Pour aller plus loin
Cette année, dans l’hémisphère nord, le solstice d’hiver a lieu le 21 décembre et la pleine lune la plus proche a lieu le 15 décembre à 10 h 01 min 41 s en Temps légal français (TFL). La hauteur d’un astre au méridien dépend de sa déclinaison (hauteur de l’astre au-dessus du plan équatorial). Comme la déclinaison du Soleil à l’instant de la pleine lune est égale à − 23° 17′48″, la Lune en opposition aura une déclinaison proche de l’opposé de cette valeur. À cette valeur, il convient d’ajouter ou de retrancher une valeur qui correspond à la position de la Lune sur son orbite qui est inclinée d’environ 5° sur l’orbite apparente du Soleil. On aura une hauteur maximale de la pleine lune, si la Lune est proche du solstice d’hiver et si elle est également proche de son maximum de déclinaison. Or cette année, le maximum de déclinaison géocentrique de la Lune (28° 26,4′) a lieu également le jour de la pleine lune à 21 h 08 min 04 s en Temps légal français. On va donc avoir une pleine lune qui va culminer à son passage au méridien les nuits du 14 au 15 et du 15 au 16 décembre.
Voici les phénomènes relatifs à la Lune sur cette courte période :
- le 09/12/2024 à 20 h 36 min 13 s TLF : la Lune passe par le nœud ascendant de son orbite.
- le 12/12/2024 à 14 h 20 min 05 s TLF : la Lune au périgée, distance à la Terre : 365 360,719 km, diamètre apparent : 32,79′.
- le 15/12/2024 à 10 h 01 min 41 s TLF : pleine lune, diamètre apparent : 32,51′.
- le 15/12/2024 à 21 h 08 min 04 s TLF : la déclinaison géocentrique de la Lune est à son maximum : 28° 26,4′.
On s’aperçoit que la Lune culmine un peu plus haut au méridien dans la nuit du 15 au 16 décembre à 1 h 23,5 min. C’est normal, car la déclinaison de la Lune varie très rapidement, donc c’est le passage au méridien le plus proche du maximum de déclinaison qui culmine le plus haut, la différence de hauteur entre les deux nuits (42′) est supérieure au diamètre lunaire. Par contre, l’âge de la Lune est de 13,36 h.

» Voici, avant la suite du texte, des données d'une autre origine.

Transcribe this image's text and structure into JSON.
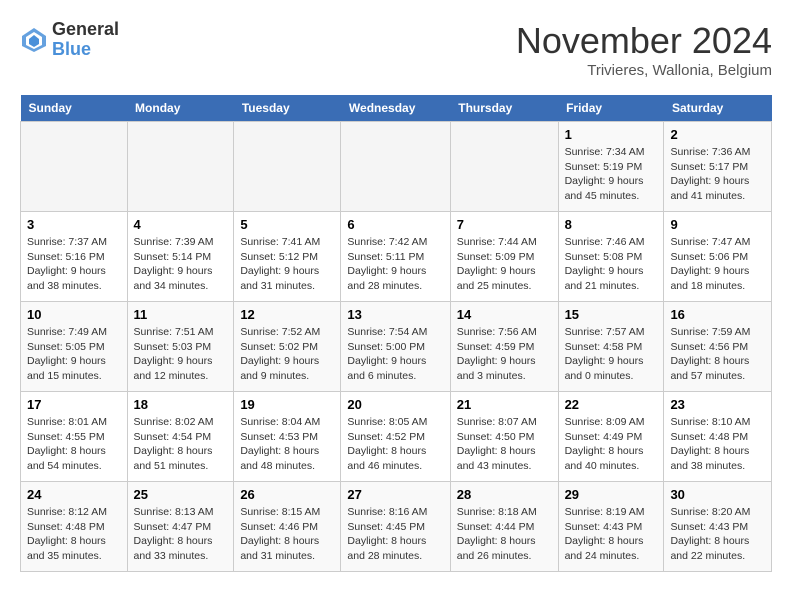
{
  "logo": {
    "general": "General",
    "blue": "Blue"
  },
  "title": "November 2024",
  "subtitle": "Trivieres, Wallonia, Belgium",
  "days_header": [
    "Sunday",
    "Monday",
    "Tuesday",
    "Wednesday",
    "Thursday",
    "Friday",
    "Saturday"
  ],
  "weeks": [
    [
      {
        "day": "",
        "info": ""
      },
      {
        "day": "",
        "info": ""
      },
      {
        "day": "",
        "info": ""
      },
      {
        "day": "",
        "info": ""
      },
      {
        "day": "",
        "info": ""
      },
      {
        "day": "1",
        "info": "Sunrise: 7:34 AM\nSunset: 5:19 PM\nDaylight: 9 hours and 45 minutes."
      },
      {
        "day": "2",
        "info": "Sunrise: 7:36 AM\nSunset: 5:17 PM\nDaylight: 9 hours and 41 minutes."
      }
    ],
    [
      {
        "day": "3",
        "info": "Sunrise: 7:37 AM\nSunset: 5:16 PM\nDaylight: 9 hours and 38 minutes."
      },
      {
        "day": "4",
        "info": "Sunrise: 7:39 AM\nSunset: 5:14 PM\nDaylight: 9 hours and 34 minutes."
      },
      {
        "day": "5",
        "info": "Sunrise: 7:41 AM\nSunset: 5:12 PM\nDaylight: 9 hours and 31 minutes."
      },
      {
        "day": "6",
        "info": "Sunrise: 7:42 AM\nSunset: 5:11 PM\nDaylight: 9 hours and 28 minutes."
      },
      {
        "day": "7",
        "info": "Sunrise: 7:44 AM\nSunset: 5:09 PM\nDaylight: 9 hours and 25 minutes."
      },
      {
        "day": "8",
        "info": "Sunrise: 7:46 AM\nSunset: 5:08 PM\nDaylight: 9 hours and 21 minutes."
      },
      {
        "day": "9",
        "info": "Sunrise: 7:47 AM\nSunset: 5:06 PM\nDaylight: 9 hours and 18 minutes."
      }
    ],
    [
      {
        "day": "10",
        "info": "Sunrise: 7:49 AM\nSunset: 5:05 PM\nDaylight: 9 hours and 15 minutes."
      },
      {
        "day": "11",
        "info": "Sunrise: 7:51 AM\nSunset: 5:03 PM\nDaylight: 9 hours and 12 minutes."
      },
      {
        "day": "12",
        "info": "Sunrise: 7:52 AM\nSunset: 5:02 PM\nDaylight: 9 hours and 9 minutes."
      },
      {
        "day": "13",
        "info": "Sunrise: 7:54 AM\nSunset: 5:00 PM\nDaylight: 9 hours and 6 minutes."
      },
      {
        "day": "14",
        "info": "Sunrise: 7:56 AM\nSunset: 4:59 PM\nDaylight: 9 hours and 3 minutes."
      },
      {
        "day": "15",
        "info": "Sunrise: 7:57 AM\nSunset: 4:58 PM\nDaylight: 9 hours and 0 minutes."
      },
      {
        "day": "16",
        "info": "Sunrise: 7:59 AM\nSunset: 4:56 PM\nDaylight: 8 hours and 57 minutes."
      }
    ],
    [
      {
        "day": "17",
        "info": "Sunrise: 8:01 AM\nSunset: 4:55 PM\nDaylight: 8 hours and 54 minutes."
      },
      {
        "day": "18",
        "info": "Sunrise: 8:02 AM\nSunset: 4:54 PM\nDaylight: 8 hours and 51 minutes."
      },
      {
        "day": "19",
        "info": "Sunrise: 8:04 AM\nSunset: 4:53 PM\nDaylight: 8 hours and 48 minutes."
      },
      {
        "day": "20",
        "info": "Sunrise: 8:05 AM\nSunset: 4:52 PM\nDaylight: 8 hours and 46 minutes."
      },
      {
        "day": "21",
        "info": "Sunrise: 8:07 AM\nSunset: 4:50 PM\nDaylight: 8 hours and 43 minutes."
      },
      {
        "day": "22",
        "info": "Sunrise: 8:09 AM\nSunset: 4:49 PM\nDaylight: 8 hours and 40 minutes."
      },
      {
        "day": "23",
        "info": "Sunrise: 8:10 AM\nSunset: 4:48 PM\nDaylight: 8 hours and 38 minutes."
      }
    ],
    [
      {
        "day": "24",
        "info": "Sunrise: 8:12 AM\nSunset: 4:48 PM\nDaylight: 8 hours and 35 minutes."
      },
      {
        "day": "25",
        "info": "Sunrise: 8:13 AM\nSunset: 4:47 PM\nDaylight: 8 hours and 33 minutes."
      },
      {
        "day": "26",
        "info": "Sunrise: 8:15 AM\nSunset: 4:46 PM\nDaylight: 8 hours and 31 minutes."
      },
      {
        "day": "27",
        "info": "Sunrise: 8:16 AM\nSunset: 4:45 PM\nDaylight: 8 hours and 28 minutes."
      },
      {
        "day": "28",
        "info": "Sunrise: 8:18 AM\nSunset: 4:44 PM\nDaylight: 8 hours and 26 minutes."
      },
      {
        "day": "29",
        "info": "Sunrise: 8:19 AM\nSunset: 4:43 PM\nDaylight: 8 hours and 24 minutes."
      },
      {
        "day": "30",
        "info": "Sunrise: 8:20 AM\nSunset: 4:43 PM\nDaylight: 8 hours and 22 minutes."
      }
    ]
  ]
}
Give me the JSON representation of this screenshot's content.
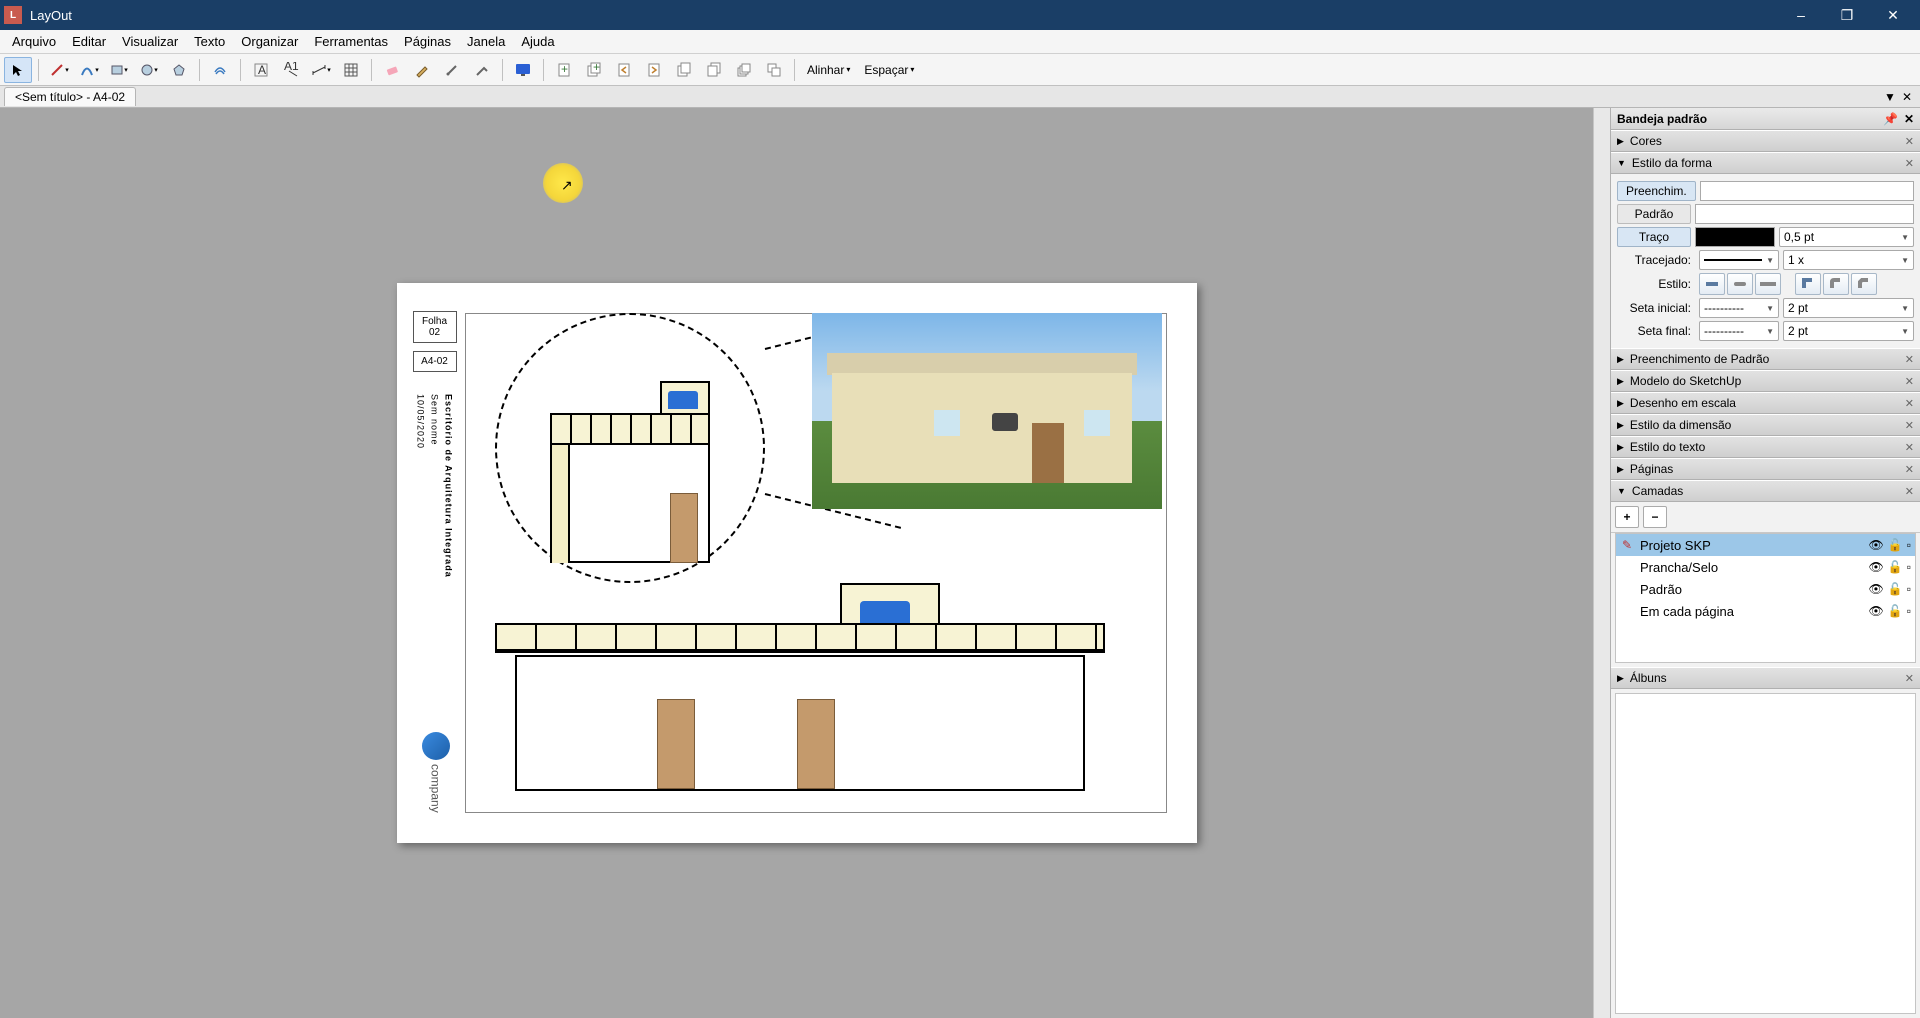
{
  "app": {
    "title": "LayOut"
  },
  "menu": [
    "Arquivo",
    "Editar",
    "Visualizar",
    "Texto",
    "Organizar",
    "Ferramentas",
    "Páginas",
    "Janela",
    "Ajuda"
  ],
  "toolbar_text": {
    "align": "Alinhar",
    "space": "Espaçar"
  },
  "tab": {
    "label": "<Sem título> - A4-02"
  },
  "tray": {
    "title": "Bandeja padrão",
    "panels": {
      "cores": "Cores",
      "estilo_forma": "Estilo da forma",
      "preench_padrao": "Preenchimento de Padrão",
      "modelo_sketchup": "Modelo do SketchUp",
      "desenho_escala": "Desenho em escala",
      "estilo_dimensao": "Estilo da dimensão",
      "estilo_texto": "Estilo do texto",
      "paginas": "Páginas",
      "camadas": "Camadas",
      "albuns": "Álbuns"
    }
  },
  "shape_style": {
    "fill_btn": "Preenchim.",
    "pattern_btn": "Padrão",
    "stroke_btn": "Traço",
    "stroke_width": "0,5 pt",
    "dashes_label": "Tracejado:",
    "dashes_scale": "1 x",
    "style_label": "Estilo:",
    "arrow_start_label": "Seta inicial:",
    "arrow_end_label": "Seta final:",
    "arrow_size": "2 pt",
    "dash_sel": "----------"
  },
  "layers": {
    "items": [
      "Projeto SKP",
      "Prancha/Selo",
      "Padrão",
      "Em cada página"
    ],
    "selected_index": 0
  },
  "page": {
    "sheet_box1": "Folha 02",
    "sheet_box2": "A4-02",
    "title_vert": "Escritório de Arquitetura Integrada",
    "subtitle_vert": "Sem nome",
    "date_vert": "10/05/2020",
    "logo_text": "company"
  }
}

On voit également que la Lune se comporte comme le Soleil d’été, elle se lève au nord-est (224,3°, ce qui correspond dans la notation des géographes à 44,3° Est compté à partir du Nord) et se couche au nord-ouest (135,5° ce qui correspond dans la notation des géographes à 44,5° Ouest compté à partir du Nord) et la durée du jour lunaire (période au cours de laquelle la Lune est au-dessus de l’horizon) est importante (16 h 39,2 min).
Voici une petite formule simplifiée pour calculer la hauteur h d’un astre à son passage au méridien en un lieu de latitude géographique φ et de déclinaison δ : h = 90° − φ + δ.
On voit bien avec cette formule que l’astre passe au zénith lorsque la déclinaison de l’astre est égale à la latitude du lieu.
À chaque instant, il existe un endroit sur Terre où la Lune est au zénith, ce lieu est situé à l’intersection du segment de droite joignant le centre de la Terre au centre de la Lune avec la surface terrestre. Donc à chaque pleine lune, il existe un endroit sur Terre où la Lune est au zénith. Ce lieu est dans la zone intertropicale plus ou moins étendue en fonction de la position de la Lune sur son orbite. Ce n’est pas un phénomène spécial. Dans l’hémisphère nord, l’originalité de la pleine lune de décembre réside dans le fait que l’instant du maximum de la déclinaison de la Lune est proche de l’instant de la pleine lune. On peut calculer le lieu où la pleine lune passe au zénith à l’instant de la pleine lune du 15 décembre 2024. En tenant compte de l’aplatissement terrestre, ce lieu a pour coordonnées géographiques : longitude 136° 51′ 30,2″ O et latitude 28° 14′ 13,5″. Il se trouve dans l’océan Pacifique Nord à environ 2 220 km des côtes de la Basse-Californie. Pour vérifier ce résultat, on a calculé les instants des levers, couchers et passages au méridien pour ce lieu, les résultats sont en UTC. On constate que le passage au méridien du 15 décembre passe bien par le zénith et l’instant du passage au méridien est bien égal à l’instant de la pleine lune en UTC.